There is a maximum amount that can be paid in per year (2019: CHF 6'826 for employees and self-employed persons with a pension fund and CHF 34'128 or a maximum of 20% of net income if you do not belong to a pension fund). The money that has been paid in is also blocked up until five years before retirement. This is why Pillar 3a is also referred to as a «tied pension plan». However, there are exceptions: An advance capital withdrawal is possible for the acquisition of residential property, in the event of emigration, when changing to self-employment or in the event of disability.

Main advantage: Saving taxes

Since interest rates on 3a accounts are currently at a historical low, payments into pillar 3a accounts are nowadays primarily worthwhile because of the resulting tax savings. Payments into pillar 3a accounts can be deducted from taxable income in the contribution year. The basis for this is the payment receipt issued by the bank foundation or insurance institution, which must be attached to the tax return. The interest and investment income from pillar 3a are tax-free and the capital that accumulates in pillar 3a over the years is also exempt from wealth tax for its entire duration. The tax savings may vary depending on the canton of residence and income class. Tax savings in low tax cantons, such as the Canton of Zug, are usually lower than in high tax cantons, such as the Canton of Neuchâtel.

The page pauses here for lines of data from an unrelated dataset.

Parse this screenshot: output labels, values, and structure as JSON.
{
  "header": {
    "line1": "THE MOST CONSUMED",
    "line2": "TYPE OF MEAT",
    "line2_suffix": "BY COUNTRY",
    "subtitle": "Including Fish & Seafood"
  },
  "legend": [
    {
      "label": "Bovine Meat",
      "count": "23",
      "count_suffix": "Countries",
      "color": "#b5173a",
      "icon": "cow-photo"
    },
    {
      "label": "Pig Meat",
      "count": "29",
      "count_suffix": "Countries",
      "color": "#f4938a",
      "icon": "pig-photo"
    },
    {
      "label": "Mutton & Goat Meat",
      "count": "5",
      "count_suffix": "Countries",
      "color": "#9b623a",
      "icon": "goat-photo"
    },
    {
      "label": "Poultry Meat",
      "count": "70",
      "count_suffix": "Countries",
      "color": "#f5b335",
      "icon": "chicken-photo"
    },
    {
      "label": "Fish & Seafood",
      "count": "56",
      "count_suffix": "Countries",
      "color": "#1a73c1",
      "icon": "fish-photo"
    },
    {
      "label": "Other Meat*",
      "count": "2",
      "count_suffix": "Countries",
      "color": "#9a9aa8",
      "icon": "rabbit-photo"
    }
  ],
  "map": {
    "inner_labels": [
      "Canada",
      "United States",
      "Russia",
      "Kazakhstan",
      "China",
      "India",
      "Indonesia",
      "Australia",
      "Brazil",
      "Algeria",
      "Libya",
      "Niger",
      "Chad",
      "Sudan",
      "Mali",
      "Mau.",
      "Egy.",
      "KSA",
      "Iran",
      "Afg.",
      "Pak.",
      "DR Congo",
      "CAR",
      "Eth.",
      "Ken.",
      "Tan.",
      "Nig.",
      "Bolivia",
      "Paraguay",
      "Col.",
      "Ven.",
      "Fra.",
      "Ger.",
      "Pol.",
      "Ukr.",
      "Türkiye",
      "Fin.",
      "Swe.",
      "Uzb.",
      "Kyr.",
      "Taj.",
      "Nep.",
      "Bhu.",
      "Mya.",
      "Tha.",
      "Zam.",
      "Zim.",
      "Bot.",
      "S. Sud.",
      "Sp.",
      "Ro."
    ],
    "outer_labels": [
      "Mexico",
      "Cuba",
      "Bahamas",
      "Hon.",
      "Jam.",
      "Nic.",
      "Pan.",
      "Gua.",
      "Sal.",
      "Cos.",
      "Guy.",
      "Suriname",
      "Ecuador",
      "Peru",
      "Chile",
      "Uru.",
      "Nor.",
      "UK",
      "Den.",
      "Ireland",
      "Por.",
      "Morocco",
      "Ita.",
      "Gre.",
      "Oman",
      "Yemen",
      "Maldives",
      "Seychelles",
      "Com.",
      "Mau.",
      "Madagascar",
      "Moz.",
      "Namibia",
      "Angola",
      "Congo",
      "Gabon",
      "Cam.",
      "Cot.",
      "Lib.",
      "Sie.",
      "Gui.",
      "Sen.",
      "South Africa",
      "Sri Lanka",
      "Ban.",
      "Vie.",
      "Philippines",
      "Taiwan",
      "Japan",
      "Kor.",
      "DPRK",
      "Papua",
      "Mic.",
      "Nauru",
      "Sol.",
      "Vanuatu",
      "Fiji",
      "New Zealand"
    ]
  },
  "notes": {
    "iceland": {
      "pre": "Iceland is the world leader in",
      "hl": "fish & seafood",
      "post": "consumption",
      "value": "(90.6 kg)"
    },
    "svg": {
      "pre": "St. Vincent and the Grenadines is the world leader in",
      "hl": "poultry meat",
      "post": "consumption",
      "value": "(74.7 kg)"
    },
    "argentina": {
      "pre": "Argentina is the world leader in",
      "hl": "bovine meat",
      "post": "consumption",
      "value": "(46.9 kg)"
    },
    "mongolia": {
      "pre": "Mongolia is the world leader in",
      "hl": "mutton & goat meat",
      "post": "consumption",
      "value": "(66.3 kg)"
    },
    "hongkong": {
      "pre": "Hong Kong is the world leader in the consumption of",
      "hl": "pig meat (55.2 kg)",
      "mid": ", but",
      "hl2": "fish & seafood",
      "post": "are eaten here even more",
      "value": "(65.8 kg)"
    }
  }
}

Only in the case of premature or ordinary capital payments, will pillar 3a funds be taxed. They will be taxed separately, this means separately from ordinary tax or withholding tax. The tax payable is divided into a portion for federal tax and a portion for the municipality and canton. Cantons and municipalities have very different tax rates, but these are generally lower than the regular income tax rates. The capital paid out is then transferred to one' s private assets and must be taxed as such from there on. The income it generates must now also be declared in the tax return and is subject to income and withholding tax. Many consultants therefore advise you to keep several pillar 3a accounts so that the money can be withdrawn in different tax periods and thus the tax burden can be reduced.

Advantages for young savers

As you can see, early payment into a pillar 3a account has its advantages. The earlier you start, the more financial resources you will have at your disposal in old age. After all, small but constant deposits can result in considerable assets thanks to the compound interest effect. In addition, you can only buy in for one year at a time and since the maximum amount additionally limits the purchase sum, a missed payment cannot be

made later. So instead of investing nothing in one year and a large sum in the next year in pillar 3a, you should pay in a constant (albeit possibly lower) amount in this respect as well. The deduction from taxable income can also be valuable at a young age in order to keep the tax bill as low as possible.

On Cash.ch you can find an easy-to-use tax calculator where you can calculate if it is worthwhile to invest in pillar 3a, depending on your personal situation.

Conclusion

Ultimately, it is up to each individual to decide whether he or she can do without a small amount of his or her low monthly salary in order to invest in retirement provision. Because once the money is in pillar 3a, it is tied up and cannot be taken out even in urgent financial emergencies. Nevertheless, we hope we have shown that investing early in pillar 3a brings many advantages. It is therefore worthwhile to start thinking about retirement provision at an early age!